Pada usianya yang hampir lima tahun, kehidupan yang dijalani Ali tak jauh berbeda dengan anak-anak seusianya. Bermain ceria bersama teman sebaya. Sehari-hari, bocah itu menjalani masa kanak-kanak yang menyenangkan. Tiap pagi, Ali dan ibunya diantar sang ayah naik sepeda motor ke sekolah di TK Bayangkari. Jaraknya kira-kira lima ratus meter dari rumah. Sehabis mengantar Ali, sang ayah pun mengantar istrinya dan langsung dinas di kesatuannya.
Biasanya Ali pulang sekolah bareng dengan kawan-kawannya berjalan kaki. Siang hari, jika tidak bermain dengan kawannya, bocah itu tidur di kamar. Sore hari, ia belajar mengaji di musala. Kalau hari libur, bocah itu suka bermain bola di lapangan rumput dekat asrama. Sepakbola adalah olahraga rakyat yang murah dan digandrungi anak anak Indonesia.
Marsidah sang nenek, sangat sayang pada cucunya. Perempuan tua itu selalu memanjakan bocah itu. Marsidah hidup dari uang pensiun karena ia seorang janda pahlawan. Suaminya seorang prajurit yang gugur di Laut Arafuru ketika pemerintah Indonesia ingin merebut Irian Jaya dari Belanda pada 1970-an. Sang suami meninggal di medan perang dan jenazahnya terkubur di maha luasnya lautan Arafuru.
Keseharian Marsidah diisi dengan kegiatan di yayasan Bunga Kemboja. Tempat para janda pahlawan mengadakan kegiatan sosial. Di samping itu, untuk mengisi waktu luang, Marsidah juga suka membuat kue. Biasanya, kue itu dititipkan ke warung-warung tak jauh dari rumah. Tak sungkan bocah itu pun suka membantu menitipkan kue neneknya di kantin sekolah.
***
Pada suatu hari, Minggu pagi, langit di angkasa tampak berawan tebal. Matahari tidak tampak karena tertutup mendung yang menggunung. Semalam, hujan mengguyur deras Kota Besar. Akibatnya, jalanan tak beraspal di kompleks tentara pun banyak yang becek. Hari itu tanggal merah, keluarga Ali berkumpul di rumah.

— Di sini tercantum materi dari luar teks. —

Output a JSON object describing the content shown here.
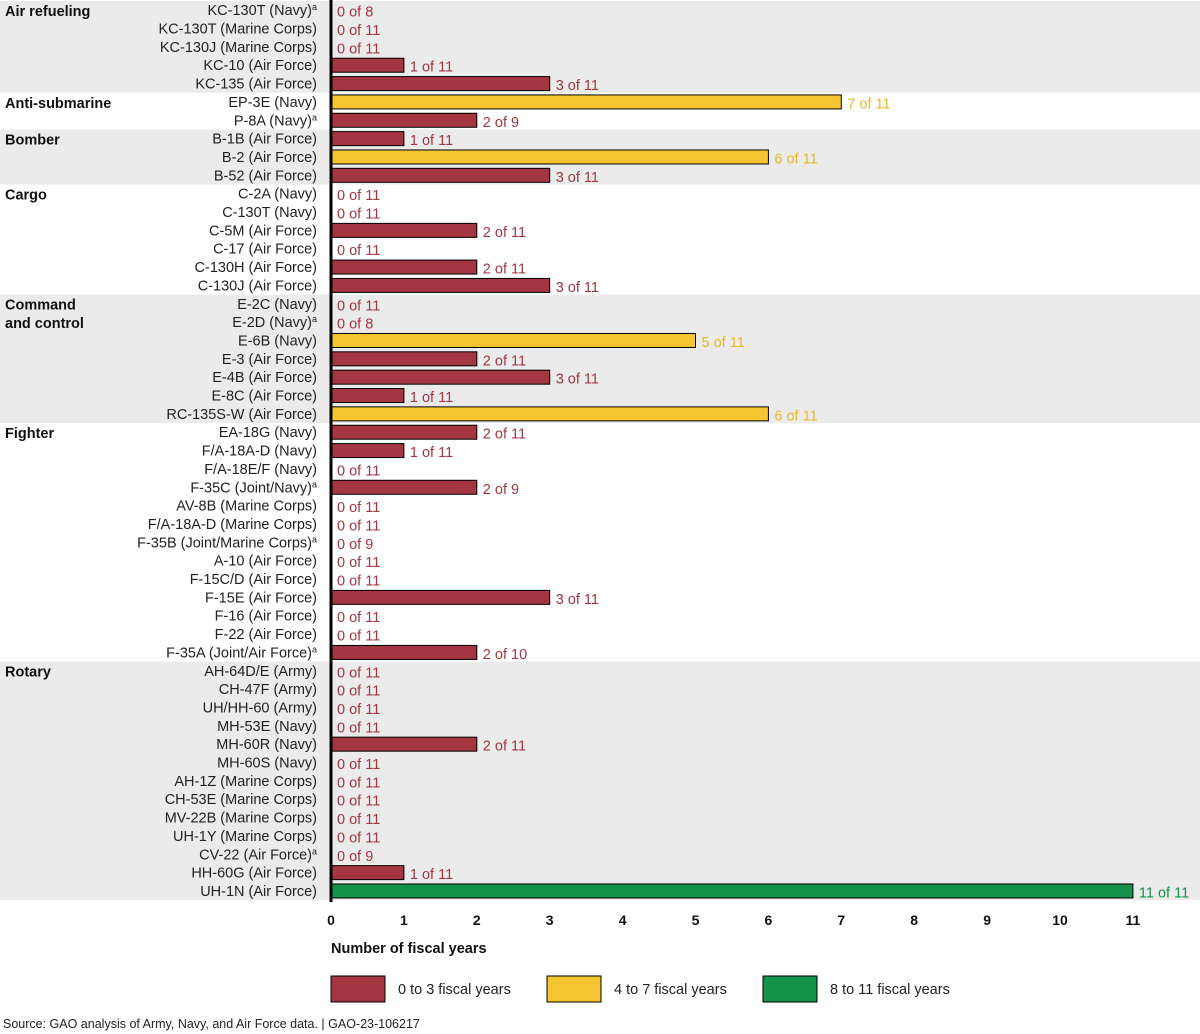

Saat itu, bertepatan dengan hari ulang tahun Ali yang ke-5. Ayah dan ibunya bermaksud membelikan hadiah kejutan untuk anak semata wayangnya. Jam di dinding rumah yang sederhana itu menunjukan angka sembilan pagi. Ayah dan ibu bersiap pergi ke toko yang berada di pusat kota. Tapi, tiba-tiba hujan di luar cukup deras dengan petir menggelegar yang memekakkan telinga. Mereka berdua duduk di ruang tamu menunggu hujan reda, sementara bocah itu asyik bermain mobil-mobilan kesukaannya.
"Ali, Ibu mau ke pasar, Ali di rumah saja ya, sama Nenek," kata Munawati.
"Ali ikut, Bu ...!" rengek Ali.
"Eh, Ali di rumah saja, kan, di luar hujan," bujuk ayahnya.
"Kalau hujan, ayah dan ibu di rumah aja, kan, jalannya licin nanti bisa jatuh," kata bocah itu sambil terus memainkan mobil balapnya.
Ayah dan ibunya tersenyum kecil mendengar jawaban cerdas anaknya.
Marsidah keluar dari dapur, ia membawa sepiring bubur ayam.
"Ali di rumah sama Nenek, ini Nenek buatkan bubur kesukaan Ali," kata Nenek menghibur.
Bocah itu menghentikan mainannya, ia senang melihat nenek membawa makanan kegema-rannya. Sesendok bubur suapan neneknya dikunyahnya dengan nikmat. Di luar, hujan mulai reda. Tak lama kemudian Farid menstarter motornya di teras rumah. Munawati bangkit beranjak dari tempat duduknya, bersiap untuk pergi. la menghampiri anaknya.
"Ali, umur Ali sekarang lima tahun, Ali jangan nakal, ya, kalau ditinggal ayah sama ibu di rumah," kata Munawati sambil mencium mesra anaknya.